Crest Nicholson share price: 3 things we learnt from its half-year results
The British homebuilder delivered a strong performance as the sector continues to struggle against the political uncertainty created by Brexit.
Crest Nicholson has recorded a strong first six months of trading in what has been a challenging period for British homebuilders, which has forced many in the sector to revise their strategies by pausing growth and focusing on pre-sales and partnerships.
Crest Nicholson revised strategy reaps results
In its half-year results for the six months ending in April, Crest Nicholson saw its revenues increase 7% to £501.9 million, driven by a focus on forward looking sales which grew by 15% to £625.2 million.

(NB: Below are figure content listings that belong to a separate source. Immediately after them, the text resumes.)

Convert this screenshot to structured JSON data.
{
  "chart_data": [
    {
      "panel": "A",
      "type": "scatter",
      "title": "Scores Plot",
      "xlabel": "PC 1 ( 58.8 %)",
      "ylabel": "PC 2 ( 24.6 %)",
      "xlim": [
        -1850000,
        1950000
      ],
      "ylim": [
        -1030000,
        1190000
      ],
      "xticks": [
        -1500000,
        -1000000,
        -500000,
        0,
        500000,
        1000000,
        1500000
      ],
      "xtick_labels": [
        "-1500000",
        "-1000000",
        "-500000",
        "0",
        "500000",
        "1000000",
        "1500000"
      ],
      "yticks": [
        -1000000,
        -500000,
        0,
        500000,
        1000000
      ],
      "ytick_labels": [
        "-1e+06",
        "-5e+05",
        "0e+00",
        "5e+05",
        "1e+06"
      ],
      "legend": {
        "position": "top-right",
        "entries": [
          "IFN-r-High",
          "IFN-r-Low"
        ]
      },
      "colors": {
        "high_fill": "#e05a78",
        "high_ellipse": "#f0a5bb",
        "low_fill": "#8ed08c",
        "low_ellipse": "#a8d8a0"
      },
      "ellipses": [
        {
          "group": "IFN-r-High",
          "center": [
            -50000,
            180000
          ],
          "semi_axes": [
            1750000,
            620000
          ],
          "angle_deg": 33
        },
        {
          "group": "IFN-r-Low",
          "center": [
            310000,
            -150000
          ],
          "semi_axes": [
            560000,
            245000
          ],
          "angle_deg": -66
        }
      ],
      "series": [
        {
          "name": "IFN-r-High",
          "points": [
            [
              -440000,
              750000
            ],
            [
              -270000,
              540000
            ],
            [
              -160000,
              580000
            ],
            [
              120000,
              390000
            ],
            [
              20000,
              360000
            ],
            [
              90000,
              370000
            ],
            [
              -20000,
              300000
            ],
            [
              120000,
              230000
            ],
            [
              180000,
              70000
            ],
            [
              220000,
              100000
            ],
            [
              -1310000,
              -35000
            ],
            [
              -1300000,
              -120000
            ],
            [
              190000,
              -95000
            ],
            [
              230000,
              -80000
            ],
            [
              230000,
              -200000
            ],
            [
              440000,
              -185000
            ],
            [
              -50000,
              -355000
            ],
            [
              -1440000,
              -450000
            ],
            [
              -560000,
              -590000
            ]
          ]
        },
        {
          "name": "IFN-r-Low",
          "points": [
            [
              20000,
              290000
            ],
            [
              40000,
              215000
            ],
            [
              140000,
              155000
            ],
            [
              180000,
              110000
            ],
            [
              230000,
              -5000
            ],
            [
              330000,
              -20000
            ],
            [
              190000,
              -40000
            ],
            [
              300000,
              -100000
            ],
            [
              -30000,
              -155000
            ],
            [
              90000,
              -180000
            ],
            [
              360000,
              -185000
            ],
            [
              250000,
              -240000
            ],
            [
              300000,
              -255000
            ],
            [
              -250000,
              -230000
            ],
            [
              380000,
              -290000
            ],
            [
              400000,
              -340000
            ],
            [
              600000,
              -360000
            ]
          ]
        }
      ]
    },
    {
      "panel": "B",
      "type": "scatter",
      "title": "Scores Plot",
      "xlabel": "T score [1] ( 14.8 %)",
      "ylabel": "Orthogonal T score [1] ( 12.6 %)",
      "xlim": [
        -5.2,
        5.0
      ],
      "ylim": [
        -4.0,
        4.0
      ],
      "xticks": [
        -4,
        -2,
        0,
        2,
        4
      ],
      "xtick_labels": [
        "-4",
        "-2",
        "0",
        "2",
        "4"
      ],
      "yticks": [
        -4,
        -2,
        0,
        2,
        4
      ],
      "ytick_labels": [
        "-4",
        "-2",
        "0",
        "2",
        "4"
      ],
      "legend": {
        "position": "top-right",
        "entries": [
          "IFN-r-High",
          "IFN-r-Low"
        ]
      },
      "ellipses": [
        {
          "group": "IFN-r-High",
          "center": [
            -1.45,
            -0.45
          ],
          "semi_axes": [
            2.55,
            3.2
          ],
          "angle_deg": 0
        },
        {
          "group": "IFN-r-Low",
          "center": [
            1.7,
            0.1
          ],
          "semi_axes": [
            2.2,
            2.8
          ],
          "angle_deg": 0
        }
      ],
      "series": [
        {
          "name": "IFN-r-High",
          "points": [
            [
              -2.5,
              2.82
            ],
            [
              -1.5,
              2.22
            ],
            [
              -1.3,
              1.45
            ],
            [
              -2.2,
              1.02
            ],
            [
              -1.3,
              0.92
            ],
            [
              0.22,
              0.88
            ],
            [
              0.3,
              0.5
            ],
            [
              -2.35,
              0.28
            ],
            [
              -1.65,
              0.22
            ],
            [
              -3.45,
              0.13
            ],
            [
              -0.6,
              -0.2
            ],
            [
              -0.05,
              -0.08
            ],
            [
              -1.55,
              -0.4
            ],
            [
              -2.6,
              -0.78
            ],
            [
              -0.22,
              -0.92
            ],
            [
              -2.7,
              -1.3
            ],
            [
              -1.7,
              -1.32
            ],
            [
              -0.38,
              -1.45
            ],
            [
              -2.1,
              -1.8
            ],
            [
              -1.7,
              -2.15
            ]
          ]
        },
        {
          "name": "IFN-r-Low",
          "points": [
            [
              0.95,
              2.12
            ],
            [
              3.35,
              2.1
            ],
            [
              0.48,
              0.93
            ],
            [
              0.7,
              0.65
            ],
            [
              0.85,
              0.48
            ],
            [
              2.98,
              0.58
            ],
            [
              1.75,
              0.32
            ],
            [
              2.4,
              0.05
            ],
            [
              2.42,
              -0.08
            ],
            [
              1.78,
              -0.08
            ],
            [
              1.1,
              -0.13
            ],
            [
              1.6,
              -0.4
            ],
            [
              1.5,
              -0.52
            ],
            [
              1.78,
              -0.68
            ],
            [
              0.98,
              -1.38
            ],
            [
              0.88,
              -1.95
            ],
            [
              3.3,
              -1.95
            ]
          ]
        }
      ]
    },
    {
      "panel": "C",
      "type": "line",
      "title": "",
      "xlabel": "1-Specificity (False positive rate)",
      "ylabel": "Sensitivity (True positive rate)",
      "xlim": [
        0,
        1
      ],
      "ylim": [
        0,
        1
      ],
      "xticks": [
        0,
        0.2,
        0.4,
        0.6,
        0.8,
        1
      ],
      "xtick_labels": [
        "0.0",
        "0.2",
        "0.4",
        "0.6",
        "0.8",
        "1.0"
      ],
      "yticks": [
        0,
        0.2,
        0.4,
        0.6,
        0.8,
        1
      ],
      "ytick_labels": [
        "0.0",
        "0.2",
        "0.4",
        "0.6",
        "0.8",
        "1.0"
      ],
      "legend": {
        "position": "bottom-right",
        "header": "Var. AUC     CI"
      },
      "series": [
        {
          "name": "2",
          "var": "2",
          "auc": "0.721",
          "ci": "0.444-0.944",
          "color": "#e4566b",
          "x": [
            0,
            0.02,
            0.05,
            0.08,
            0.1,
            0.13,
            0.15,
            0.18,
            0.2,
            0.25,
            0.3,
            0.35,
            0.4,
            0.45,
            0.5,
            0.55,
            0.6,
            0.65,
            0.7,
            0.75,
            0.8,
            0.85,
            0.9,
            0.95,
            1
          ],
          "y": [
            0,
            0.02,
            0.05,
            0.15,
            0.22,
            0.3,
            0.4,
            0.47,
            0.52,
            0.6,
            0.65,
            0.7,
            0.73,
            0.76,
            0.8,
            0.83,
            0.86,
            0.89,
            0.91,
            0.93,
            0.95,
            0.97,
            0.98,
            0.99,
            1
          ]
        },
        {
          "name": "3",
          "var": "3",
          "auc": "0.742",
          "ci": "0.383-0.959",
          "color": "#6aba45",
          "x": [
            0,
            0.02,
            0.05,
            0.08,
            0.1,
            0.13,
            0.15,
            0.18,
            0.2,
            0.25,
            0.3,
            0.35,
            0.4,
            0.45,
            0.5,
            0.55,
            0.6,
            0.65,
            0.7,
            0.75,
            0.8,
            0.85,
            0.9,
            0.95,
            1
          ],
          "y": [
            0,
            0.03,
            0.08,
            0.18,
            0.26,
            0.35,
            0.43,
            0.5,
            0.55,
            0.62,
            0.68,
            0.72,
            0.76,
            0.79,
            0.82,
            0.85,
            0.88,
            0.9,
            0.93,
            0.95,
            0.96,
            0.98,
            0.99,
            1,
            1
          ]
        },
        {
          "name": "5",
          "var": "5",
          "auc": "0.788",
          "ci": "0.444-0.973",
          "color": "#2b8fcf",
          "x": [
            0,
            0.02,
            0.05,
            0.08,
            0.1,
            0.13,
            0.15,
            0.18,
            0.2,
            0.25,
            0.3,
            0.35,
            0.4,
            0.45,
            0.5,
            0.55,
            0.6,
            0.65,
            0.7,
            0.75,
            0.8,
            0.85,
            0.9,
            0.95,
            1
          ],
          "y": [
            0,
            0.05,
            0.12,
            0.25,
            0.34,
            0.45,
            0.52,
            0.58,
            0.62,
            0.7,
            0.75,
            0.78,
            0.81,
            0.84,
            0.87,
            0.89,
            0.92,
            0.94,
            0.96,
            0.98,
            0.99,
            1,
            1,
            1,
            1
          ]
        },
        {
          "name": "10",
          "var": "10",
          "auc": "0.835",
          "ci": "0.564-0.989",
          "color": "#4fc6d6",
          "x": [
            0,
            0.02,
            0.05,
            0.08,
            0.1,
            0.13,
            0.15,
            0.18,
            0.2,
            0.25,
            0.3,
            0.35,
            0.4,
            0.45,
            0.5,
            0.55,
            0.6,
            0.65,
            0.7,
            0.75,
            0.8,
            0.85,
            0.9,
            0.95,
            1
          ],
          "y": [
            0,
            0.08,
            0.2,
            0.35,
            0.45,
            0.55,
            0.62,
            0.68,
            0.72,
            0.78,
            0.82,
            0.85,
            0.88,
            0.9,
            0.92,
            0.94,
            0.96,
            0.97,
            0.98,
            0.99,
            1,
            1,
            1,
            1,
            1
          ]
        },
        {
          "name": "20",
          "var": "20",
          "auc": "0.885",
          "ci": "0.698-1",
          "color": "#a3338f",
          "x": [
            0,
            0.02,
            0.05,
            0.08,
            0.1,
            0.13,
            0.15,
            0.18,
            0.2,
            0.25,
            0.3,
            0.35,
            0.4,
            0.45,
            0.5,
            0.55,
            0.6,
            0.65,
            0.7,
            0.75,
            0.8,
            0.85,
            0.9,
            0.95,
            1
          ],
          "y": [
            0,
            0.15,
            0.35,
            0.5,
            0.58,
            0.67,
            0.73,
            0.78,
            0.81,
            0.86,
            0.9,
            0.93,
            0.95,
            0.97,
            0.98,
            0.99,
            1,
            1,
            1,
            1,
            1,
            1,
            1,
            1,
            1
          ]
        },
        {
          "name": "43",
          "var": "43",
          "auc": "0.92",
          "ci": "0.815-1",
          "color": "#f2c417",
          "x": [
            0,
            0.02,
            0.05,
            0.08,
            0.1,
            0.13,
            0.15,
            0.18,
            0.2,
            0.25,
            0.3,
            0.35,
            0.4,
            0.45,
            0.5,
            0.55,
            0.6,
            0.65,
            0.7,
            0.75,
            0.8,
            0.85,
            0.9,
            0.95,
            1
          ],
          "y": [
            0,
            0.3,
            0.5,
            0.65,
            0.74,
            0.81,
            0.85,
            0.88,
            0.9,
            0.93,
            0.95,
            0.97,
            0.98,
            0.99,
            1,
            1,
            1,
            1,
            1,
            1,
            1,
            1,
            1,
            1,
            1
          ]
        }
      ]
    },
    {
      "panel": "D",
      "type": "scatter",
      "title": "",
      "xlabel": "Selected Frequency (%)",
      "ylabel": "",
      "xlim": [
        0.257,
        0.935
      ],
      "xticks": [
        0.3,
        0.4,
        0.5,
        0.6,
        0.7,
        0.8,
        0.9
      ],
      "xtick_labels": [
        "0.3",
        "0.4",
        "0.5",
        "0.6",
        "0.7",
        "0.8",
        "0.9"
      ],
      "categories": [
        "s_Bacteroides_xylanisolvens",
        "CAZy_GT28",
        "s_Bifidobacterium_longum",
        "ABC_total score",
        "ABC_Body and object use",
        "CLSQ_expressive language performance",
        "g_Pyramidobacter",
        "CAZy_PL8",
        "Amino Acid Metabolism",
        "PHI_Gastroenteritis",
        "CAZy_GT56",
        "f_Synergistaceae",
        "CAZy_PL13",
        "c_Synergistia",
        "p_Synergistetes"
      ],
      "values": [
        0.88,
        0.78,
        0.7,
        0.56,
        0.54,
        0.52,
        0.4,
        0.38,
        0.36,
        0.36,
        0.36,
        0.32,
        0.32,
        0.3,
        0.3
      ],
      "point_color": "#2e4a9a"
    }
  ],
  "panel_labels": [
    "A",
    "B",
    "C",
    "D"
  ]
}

However, the homebuilder has had to contend with downward pressure on margins, which have fallen by 270 basis points to 14.1%, with pre-tax profit down 11% to £64.4 million.
‘Our strategy to reduce forward sales risk through an increased proportion of pre-funded, presold homes has also realised a 15% increase in our total forward sales position,’ Crest Nicholson Interim CEO Chris Tinker said.
‘This increased certainty has traded an element of operating margin, which together with generally flat pricing and continuing build cost inflation, has contributed to a reduction in the operating margin,’ he added.
Dividend maintained despite slide in earnings
Basic earnings per ordinary share (EPS) for the company’s first six months stands at 20.2p, 12% lower than the same period a year ago.
Net cash used by operating activities in the first half of the year hit £25.6 million, down from £58.2 million, reflecting continued investment in Crest Nicholson’s investment in Chiltern and the Midlands.
However, despite the downward pressure on earnings, Crest Nicholson declared an interim dividend of 11.2p a share and remains committed to maintaining its full-year pay-out to shareholders.
Crest Nicholson expects strong second-half performance
The British homebuilder is confident about its performance in the latter half of the financial year, with the company boasting ‘encouraging forward sales’ due to an increased proportion of affordable homes coming to market in the months ahead.
‘Trading performance has been encouraging in the first half set against the uncertain and politically turbulent backdrop,’ Tinker said.
‘Business operations are proving resilient and operational efficiency initiatives are making planned progress.’